Marine pollution is the pollution of the water in oceans and seas.

  • Point sources are domestic sewage and industrial waste. 
  • Non-point sources are draining to coastal waters including surface run-off from agriculture, agrochemicals, desertification, deforestation and Oil spill is also prominent pollutant.

The Consequences of Bad Water Quality:  The Increasing Risk

Social and Political Risks: India hosts over one-sixth of the global population, and serving the food requirements of its entire population will be a daunting task.
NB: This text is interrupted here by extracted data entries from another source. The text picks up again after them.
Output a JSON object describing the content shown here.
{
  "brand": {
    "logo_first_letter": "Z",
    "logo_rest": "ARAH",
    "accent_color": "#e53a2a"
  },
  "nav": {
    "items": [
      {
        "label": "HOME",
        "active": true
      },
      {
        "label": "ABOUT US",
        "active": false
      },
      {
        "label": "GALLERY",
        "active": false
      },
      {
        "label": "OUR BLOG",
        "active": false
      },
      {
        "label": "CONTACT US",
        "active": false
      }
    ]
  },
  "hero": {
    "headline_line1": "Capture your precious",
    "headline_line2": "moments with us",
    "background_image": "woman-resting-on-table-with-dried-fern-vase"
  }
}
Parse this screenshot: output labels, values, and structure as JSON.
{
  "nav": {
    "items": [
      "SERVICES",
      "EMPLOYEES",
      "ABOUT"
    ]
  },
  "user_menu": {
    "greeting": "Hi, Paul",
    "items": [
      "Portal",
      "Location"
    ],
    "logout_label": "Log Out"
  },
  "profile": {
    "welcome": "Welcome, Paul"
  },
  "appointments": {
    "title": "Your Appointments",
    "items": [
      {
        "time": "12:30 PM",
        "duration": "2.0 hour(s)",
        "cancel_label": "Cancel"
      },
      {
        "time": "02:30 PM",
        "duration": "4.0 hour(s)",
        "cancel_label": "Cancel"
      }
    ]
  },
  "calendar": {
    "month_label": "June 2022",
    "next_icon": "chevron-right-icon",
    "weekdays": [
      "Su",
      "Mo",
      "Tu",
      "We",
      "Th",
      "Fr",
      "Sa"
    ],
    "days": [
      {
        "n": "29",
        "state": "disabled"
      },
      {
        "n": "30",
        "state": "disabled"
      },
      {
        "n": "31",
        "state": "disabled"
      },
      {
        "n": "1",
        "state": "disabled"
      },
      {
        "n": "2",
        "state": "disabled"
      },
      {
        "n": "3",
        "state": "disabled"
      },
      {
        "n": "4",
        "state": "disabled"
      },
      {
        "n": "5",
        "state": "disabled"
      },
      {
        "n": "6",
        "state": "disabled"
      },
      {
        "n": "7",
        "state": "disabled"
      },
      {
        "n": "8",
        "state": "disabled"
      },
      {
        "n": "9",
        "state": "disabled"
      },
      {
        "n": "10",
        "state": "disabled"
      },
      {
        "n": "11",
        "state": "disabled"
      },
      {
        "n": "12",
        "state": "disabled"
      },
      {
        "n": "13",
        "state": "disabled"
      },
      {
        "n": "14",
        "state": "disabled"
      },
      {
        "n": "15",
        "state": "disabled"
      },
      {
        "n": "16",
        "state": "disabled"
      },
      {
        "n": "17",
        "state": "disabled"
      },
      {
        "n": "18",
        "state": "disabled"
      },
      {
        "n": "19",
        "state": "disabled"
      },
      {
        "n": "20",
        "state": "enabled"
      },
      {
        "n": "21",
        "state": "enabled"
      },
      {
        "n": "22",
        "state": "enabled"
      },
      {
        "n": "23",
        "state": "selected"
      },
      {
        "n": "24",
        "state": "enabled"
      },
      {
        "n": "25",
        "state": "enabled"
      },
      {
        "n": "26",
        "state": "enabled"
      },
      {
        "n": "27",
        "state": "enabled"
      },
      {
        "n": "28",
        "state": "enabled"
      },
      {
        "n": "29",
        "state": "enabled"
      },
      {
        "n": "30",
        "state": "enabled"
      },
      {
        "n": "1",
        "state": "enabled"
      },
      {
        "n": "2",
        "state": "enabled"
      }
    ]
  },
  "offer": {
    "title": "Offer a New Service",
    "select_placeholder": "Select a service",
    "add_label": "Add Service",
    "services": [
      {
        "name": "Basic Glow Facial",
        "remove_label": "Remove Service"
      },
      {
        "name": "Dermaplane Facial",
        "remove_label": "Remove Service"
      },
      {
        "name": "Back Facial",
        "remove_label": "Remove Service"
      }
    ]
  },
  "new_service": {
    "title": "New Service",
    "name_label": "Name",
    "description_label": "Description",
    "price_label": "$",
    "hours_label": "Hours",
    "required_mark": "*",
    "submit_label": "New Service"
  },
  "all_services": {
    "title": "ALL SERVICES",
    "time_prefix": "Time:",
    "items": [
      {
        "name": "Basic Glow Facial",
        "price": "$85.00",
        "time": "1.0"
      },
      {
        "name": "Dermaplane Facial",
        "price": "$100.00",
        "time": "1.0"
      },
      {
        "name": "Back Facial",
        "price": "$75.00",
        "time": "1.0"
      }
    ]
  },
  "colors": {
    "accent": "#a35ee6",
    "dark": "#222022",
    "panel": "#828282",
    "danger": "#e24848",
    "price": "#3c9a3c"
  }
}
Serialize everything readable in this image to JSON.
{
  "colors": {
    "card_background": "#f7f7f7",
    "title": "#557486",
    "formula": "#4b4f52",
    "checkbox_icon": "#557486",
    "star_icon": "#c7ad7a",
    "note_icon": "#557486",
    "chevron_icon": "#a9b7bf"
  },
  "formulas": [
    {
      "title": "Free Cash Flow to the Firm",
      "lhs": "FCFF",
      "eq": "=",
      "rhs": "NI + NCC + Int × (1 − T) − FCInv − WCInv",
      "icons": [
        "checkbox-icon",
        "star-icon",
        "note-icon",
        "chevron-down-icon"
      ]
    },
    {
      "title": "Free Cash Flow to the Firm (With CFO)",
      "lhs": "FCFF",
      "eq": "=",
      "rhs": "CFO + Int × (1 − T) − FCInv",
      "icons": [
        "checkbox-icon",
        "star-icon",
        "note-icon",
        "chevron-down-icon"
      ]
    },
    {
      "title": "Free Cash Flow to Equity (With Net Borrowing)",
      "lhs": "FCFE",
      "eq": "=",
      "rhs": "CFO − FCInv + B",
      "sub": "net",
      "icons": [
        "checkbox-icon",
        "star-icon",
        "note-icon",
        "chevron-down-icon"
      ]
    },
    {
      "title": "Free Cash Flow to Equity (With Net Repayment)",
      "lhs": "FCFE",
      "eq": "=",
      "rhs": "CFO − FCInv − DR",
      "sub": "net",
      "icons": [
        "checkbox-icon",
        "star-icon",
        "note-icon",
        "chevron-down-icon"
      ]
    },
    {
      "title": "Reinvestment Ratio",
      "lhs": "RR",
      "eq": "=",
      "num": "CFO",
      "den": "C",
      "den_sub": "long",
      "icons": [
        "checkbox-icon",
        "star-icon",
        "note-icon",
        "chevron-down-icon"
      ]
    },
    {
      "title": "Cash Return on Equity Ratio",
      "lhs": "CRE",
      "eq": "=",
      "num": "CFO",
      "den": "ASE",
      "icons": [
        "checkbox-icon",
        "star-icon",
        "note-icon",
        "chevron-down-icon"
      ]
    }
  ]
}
Water dearth due to a lack of drinkable water will make this task of providing food security will become a hard task.

  • The declining Groundwater coffers, which regard for nearly 2/3rd of irrigation water, highlight serious water enterprises for the Agro-based sector. 
  • Being downstream of polluted stretches in India is associated with a 9% reduction in agricultural revenues and a 16% drop in downstream agricultural yields.
  • Climate change will only further increase the country’s food security challenges.

Water Security: According to the National Sample Survey Office’s 76th round:

  • 21.4% households in India have piped drinking water connections. \
  • The situation is poor in rural India, just 11.3% of households receive potable water at homes directly. 
  • In urban India, 40.9% of households have piped water connections. 
  • The current water pollution raises a significant challenge to Jal Jeevan Mission- Rural and Urban governments to provide potable tap water 24X7.

Exceeding the carrying capacity of urban hubs: India’s urban population is expected to reach 600 million by 2030 with water demand expected to double by that time.

  • Hampered Gender Mainstreaming: Women are always at the receiving end of a water crisis as they have to travel far in search of good quality water.
  • Disease burden and Inequality may rise as health impact and other related aspects of poor water quality affects the poor the most.
  • Interstate water river disputes may also be worsened due to political compulsions to fulfill the water needs of the population.

Economic Risks: Poor water quality may lead to a water crisis hence it will hamper the production capacity will lead to threaten the livelihoods of millions and rising commodity prices. Such conditions may lead to economic instability, resulting in an economic crisis.

  • Risk of Biodiversity Reduction: Poor water quality may create the dead zone and biological deserts in the freshwater ecosystem. It may lead to mass mortality and deterioration of biodiversity and water quality.
  • Risk of Desertification: Water management and desertification have a mutual relationship. Extensive groundwater extraction contributes to the loss of vegetation cover, which eventually leads to desertification. Increasing desertification and land degradation reduces the green cover, it reduces the land’s capacity to recharge groundwater.

The Way Forward

  • The main challenge is to improve the management of the water quality: In Indian water sources        comprise of temporary and spatial variation of rainfall. The uneven geographic distribution of surface water resources, the continuous drought phenomenon, misusage of ground water and contamination of water due to treated, semi treated and untreated wastewater from urban settlements, industrial establishments and runoff from irrigation sector besides poor management of solid waste and animal dung in rural areas.
  • Decentralised and Inclusive approach: Involvement of Panchayats (Local level governance) and cities along the river to prepare river cleaning plans and continuous monitoring of river water quality with the help of central agencies such as CPCB, SPCBs and Ground Water authorities.
  • Watershed and River basin-based approach: This entails the planning for entire river system including the tributaries. This will ensure holistic development of river basin in terms of water quality and river ecosystem.
    • Both the above approaches are being utilised under the National Mission for Clean Ganga (NMCG) by developing Ganga Grams, Ganga Prahari (A cadre of motivated volunteers from the local community) and Ganga River Basin.